DFI LANPARTY LT X48-TR2 layout and features
Our second X48 board is DFI's £159-priced LANPARTY LT X48-TR2.
The board has a generally good layout with logical power-cable
placement, other than Floppy power alongside the primary graphics'
slot,
which can be fiddly to get to.
There are a generous supply of fan-headers, including a single 4-pin
for
the CPU and five 3-pin headers, with the northbridge and rear case-fan
headers located in the top-centre of the picture. A second rear-fan
header is at the far left, next to power and reset buttons, and
finally,
two headers for front case fans are located in the lower left of the
picture,
above the leftmost SATA ports.
The on-board POST LED can prove useful for error diagnosis when the
board has hung, and the
power and reset buttons - with CMOS reset functionality by pressing
them simultaneously - make configuring and fine-tuning your system
pretty easy.
The CPU socket and VRM area is clear of any intrusions that may
interfere with heatsink installation.
However, as you can see, the northbridge cooler is not attached out of the box to prevent possible damage during shipping. DFI ships the heatpiped cooler with a small syringe of thermal paste for you to apply yourself.

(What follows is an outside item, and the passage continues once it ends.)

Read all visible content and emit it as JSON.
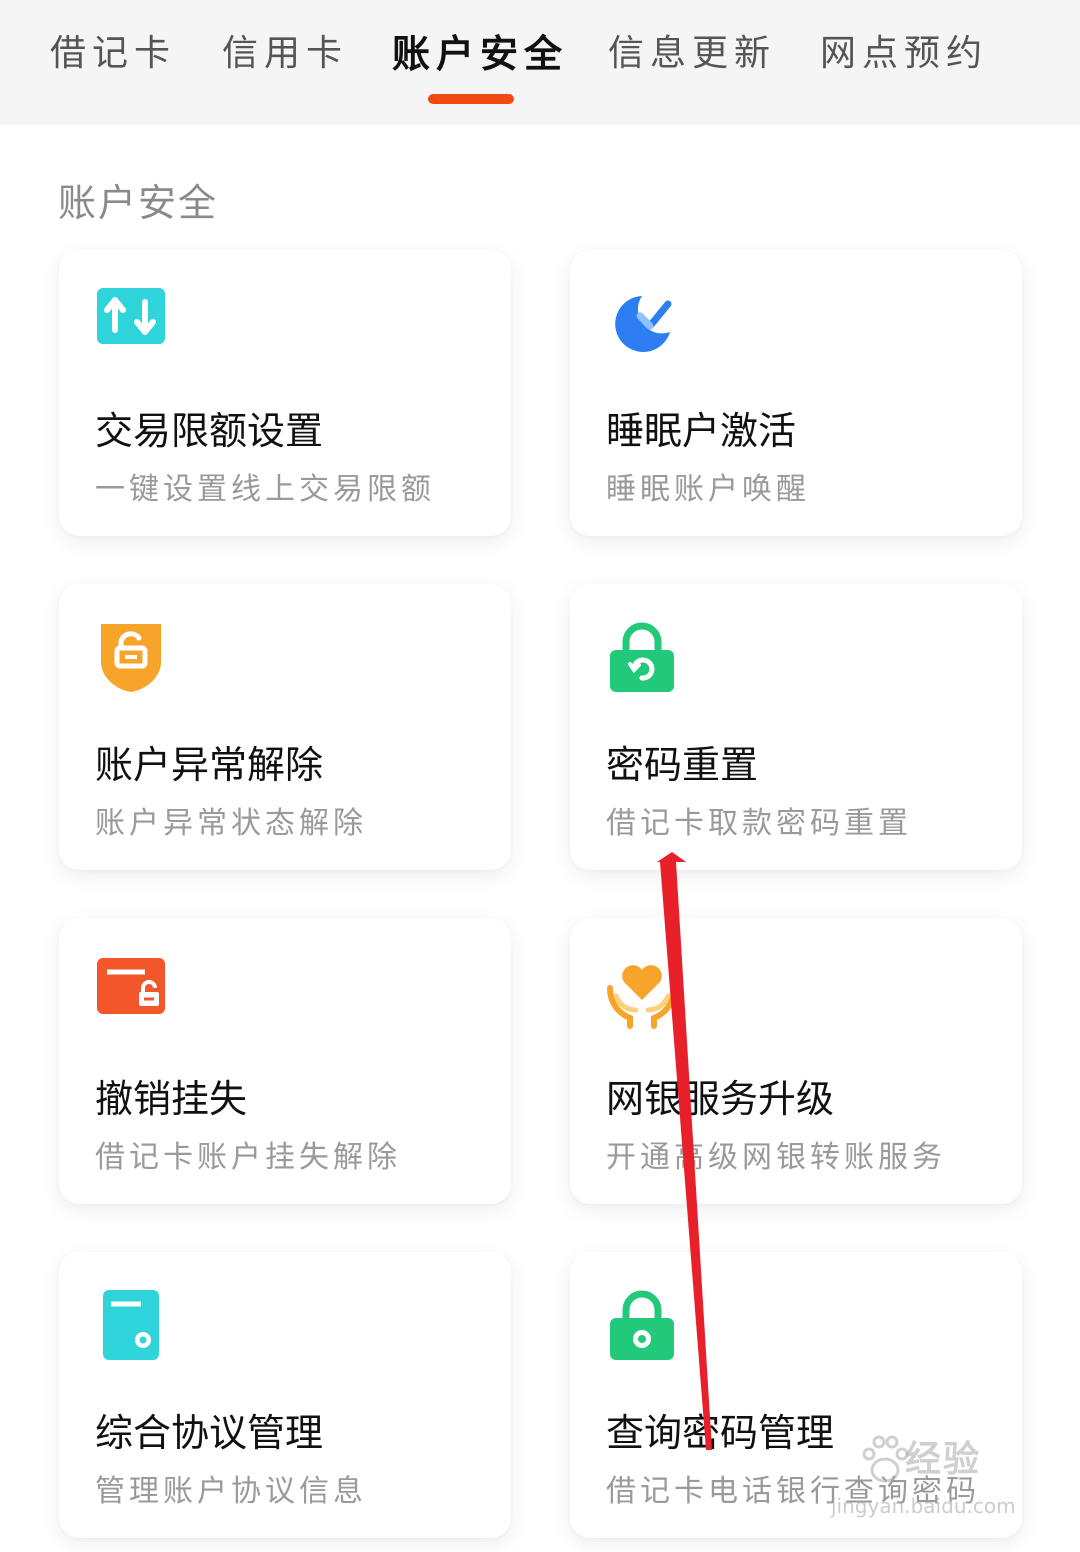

The northbridge cooler is quite large and may interfere with some bigger CPU heatsinks. We experienced no issues using our Akasa AK-965 cooler, however.
The board
is
well suited for watercooling as the northbridge cooler is both
uninstalled during shipping and doesn't tie into southbridge or VRM
cooling, either.
The LT X48-TR2 offers DDR2-only support, forgoing the potential performance improvements of DDR3. It's a decision we can approve of given the limited performance benefit and the fact that DDR2 is still better value for money.
The ICH9R southbridge is cooled by a humble, low-profile aluminium heatsink, which proves more than ample at keeping the chip cool during testing. Its diminutive height also avoids potential compatibility issues when running multi-GPU configurations.
The board provides eight front-facing SATA2 ports, which also prevent issues with multi-GPU setups. Six from the ICH9R and another two from the JMicron JMB363 controller that also provides the board with its PATA support. As you'll know, most modern Intel chipsets eschew native PATA connectivity.
Expansion slots, from left to right,
include x16 PCIe
(Gen2), 1x PCIe, PCI, x16 PCIe (Gen2), two PCI slots, and, finally, a
x16 physical (x4 electrical) PCIe slot. The PCIe slots don’t
have
locking tabs which makes installation and removal far easier,
especially
in multi-GPU
configurations, and the spacing of slots
means even when running three-card CrossFire with
dual-slot Radeons there is a one-slot gap between cards - unless, of
course, you're
using the PCI slots - to provide adequate ventilation for all cards.
The audio card which attaches to the motherboard
via a small ribbon cable can be positioned in one of these spare slots
without blocking airflow.
Running a
third dual-slot card does however make access to the on-board power and
reset buttons difficult. It's hard to fault DFI on this as the x4 PCIe
slot is likely there more for running single-slot cards for physics,
audio, additional monitors or RAID; but can also be used for three-card
CrossFireX if so desired.
For most configurations the expansion slot layout is very good.
The I/O section contains PS/2 keyboard and mouse; six USB 2.0; dual
Gigabit LAN (although the second network port cannot be used when the
third PCIe slot is set to x4 lane operation, strangely) and
a FireWire port. The gap in the heatsink is there for the UT series
motherboards, where a heatpiped cooler emerges. For the LT series you
can't help but think the space is put to waste.
The sound connectors are on a separate card, possibly reducing interference, connected via a ribbon-cable to the motherboard. This takes up an expansion slot but it’s flexible in whether you lose a PCI or PCIe slot. However, it does not support Dolby Live/DTS Connect so the digital connections are limited to bit-stream or stereo PCM-out.